Cardiac conduction system

What are the two types of cardiac cells?

Conduction cells and contraction (contractile) cells.

What percentage of the myocardium consists of conduction cells?

Approximately 1%.

What is the primary role of conduction cells?

Coordinate and direct cardiac contraction by generating and conducting electrical impulses.

What percentage of the myocardium consists of contraction cells?

Approximately 99%.

What is the primary role of contraction cells?

Generate force to propel blood through the circulation.

What does it mean for a cardiac cell to be polarised?

It has an electrical voltage across its membrane.

What is resting membrane potential?

The electrical voltage across the membrane when the cell is at rest.

Which ions are found in higher concentration inside cardiac cells at rest?

Potassium (K+).

Which ions are found in higher concentration outside cardiac cells at rest?

Sodium (Na+) and Calcium (Ca2+).

What maintains ionic concentration gradients across cardiac cell membranes?

Ion pumps that move Na+ and Ca2+ out and K+ into the cell.

Define action potential.

A brief reversal of membrane polarity caused by voltage-gated ion channels.

What is depolarisation?

A rise in membrane voltage making the inside of the cell less negative.

What is repolarisation?

A return to a more negative membrane voltage.

What is automaticity?

The ability of pacemaker cells to generate spontaneous action potentials without external stimulation.

Which cardiac cells exhibit automaticity?

Pacemaker cells within the conduction system.

What threshold voltage must pacemaker cells reach to trigger an action potential?

Approximately -40 mV.

What membrane voltage do pacemaker cells start from?

Approximately -60 mV.

Why do pacemaker cells not have a true resting membrane potential?

Their membrane voltage slowly rises spontaneously toward threshold.

What causes spontaneous depolarisation in pacemaker cells?

Funny currents (If channels).

What are funny channels?

Special sodium channels that open when membrane voltage falls below about -40 mV.

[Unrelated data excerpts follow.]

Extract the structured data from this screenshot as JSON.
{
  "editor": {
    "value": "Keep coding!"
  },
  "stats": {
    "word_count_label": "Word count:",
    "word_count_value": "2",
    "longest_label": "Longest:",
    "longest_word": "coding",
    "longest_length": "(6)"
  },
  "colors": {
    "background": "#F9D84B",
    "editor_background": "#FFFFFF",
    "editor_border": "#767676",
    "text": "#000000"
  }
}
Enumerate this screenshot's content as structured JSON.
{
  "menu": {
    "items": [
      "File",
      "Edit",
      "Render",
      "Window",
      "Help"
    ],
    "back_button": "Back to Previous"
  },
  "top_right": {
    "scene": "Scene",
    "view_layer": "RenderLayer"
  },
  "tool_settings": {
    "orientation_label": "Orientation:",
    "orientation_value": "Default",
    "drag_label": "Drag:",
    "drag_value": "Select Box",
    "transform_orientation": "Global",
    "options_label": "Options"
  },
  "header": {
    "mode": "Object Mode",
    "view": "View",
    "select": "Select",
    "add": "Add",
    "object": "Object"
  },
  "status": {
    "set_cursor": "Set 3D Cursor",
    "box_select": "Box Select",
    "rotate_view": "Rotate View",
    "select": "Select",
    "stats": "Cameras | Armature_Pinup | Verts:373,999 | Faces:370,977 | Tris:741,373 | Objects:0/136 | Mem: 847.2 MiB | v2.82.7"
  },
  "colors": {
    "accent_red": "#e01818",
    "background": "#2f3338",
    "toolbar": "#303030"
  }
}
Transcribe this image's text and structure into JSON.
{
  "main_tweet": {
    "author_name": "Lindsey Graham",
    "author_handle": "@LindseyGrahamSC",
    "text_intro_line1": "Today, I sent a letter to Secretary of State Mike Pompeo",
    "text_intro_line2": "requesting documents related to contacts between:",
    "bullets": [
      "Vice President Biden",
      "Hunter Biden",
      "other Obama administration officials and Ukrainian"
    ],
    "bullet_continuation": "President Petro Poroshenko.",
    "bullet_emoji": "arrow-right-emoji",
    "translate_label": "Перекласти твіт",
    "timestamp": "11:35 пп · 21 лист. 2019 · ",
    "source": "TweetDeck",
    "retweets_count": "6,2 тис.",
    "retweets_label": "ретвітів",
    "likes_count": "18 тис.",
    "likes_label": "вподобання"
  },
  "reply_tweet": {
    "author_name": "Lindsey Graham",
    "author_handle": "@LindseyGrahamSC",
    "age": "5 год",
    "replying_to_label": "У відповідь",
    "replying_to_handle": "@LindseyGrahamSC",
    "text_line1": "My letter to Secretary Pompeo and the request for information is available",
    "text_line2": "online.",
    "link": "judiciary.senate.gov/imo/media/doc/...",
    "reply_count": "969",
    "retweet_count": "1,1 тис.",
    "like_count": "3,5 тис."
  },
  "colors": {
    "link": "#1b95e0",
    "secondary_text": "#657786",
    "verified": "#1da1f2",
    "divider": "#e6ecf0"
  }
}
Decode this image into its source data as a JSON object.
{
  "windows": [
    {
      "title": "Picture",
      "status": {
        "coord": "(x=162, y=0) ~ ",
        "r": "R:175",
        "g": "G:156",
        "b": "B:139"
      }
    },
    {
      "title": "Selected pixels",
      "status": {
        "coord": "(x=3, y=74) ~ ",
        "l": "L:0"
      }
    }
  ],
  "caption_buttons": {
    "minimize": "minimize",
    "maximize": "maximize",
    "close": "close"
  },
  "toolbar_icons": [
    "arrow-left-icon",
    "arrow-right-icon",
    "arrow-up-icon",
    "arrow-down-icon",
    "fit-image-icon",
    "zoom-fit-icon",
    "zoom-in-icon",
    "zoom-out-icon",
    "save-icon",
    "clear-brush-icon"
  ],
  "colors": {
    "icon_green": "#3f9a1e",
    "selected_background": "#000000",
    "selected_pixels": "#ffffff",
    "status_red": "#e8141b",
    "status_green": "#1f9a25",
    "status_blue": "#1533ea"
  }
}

What ion enters through funny channels?

Sodium (Na+).

What is pacemaker potential?

The spontaneous depolarisation caused by funny currents.

What occurs during Phase 4 of a pacemaker action potential?

Slow spontaneous depolarisation toward threshold.

What occurs during Phase 0 of a pacemaker action potential?

Calcium influx causing rapid depolarisation.

What occurs during Phase 3 of a pacemaker action potential?

Potassium efflux causing repolarisation.

Which ion is primarily responsible for depolarisation in pacemaker cells?

Calcium (Ca2+).

Which ion is primarily responsible for repolarisation in pacemaker cells?

Potassium (K+).

What happens when pacemaker cells reach -40 mV?

Calcium channels open and depolarisation accelerates.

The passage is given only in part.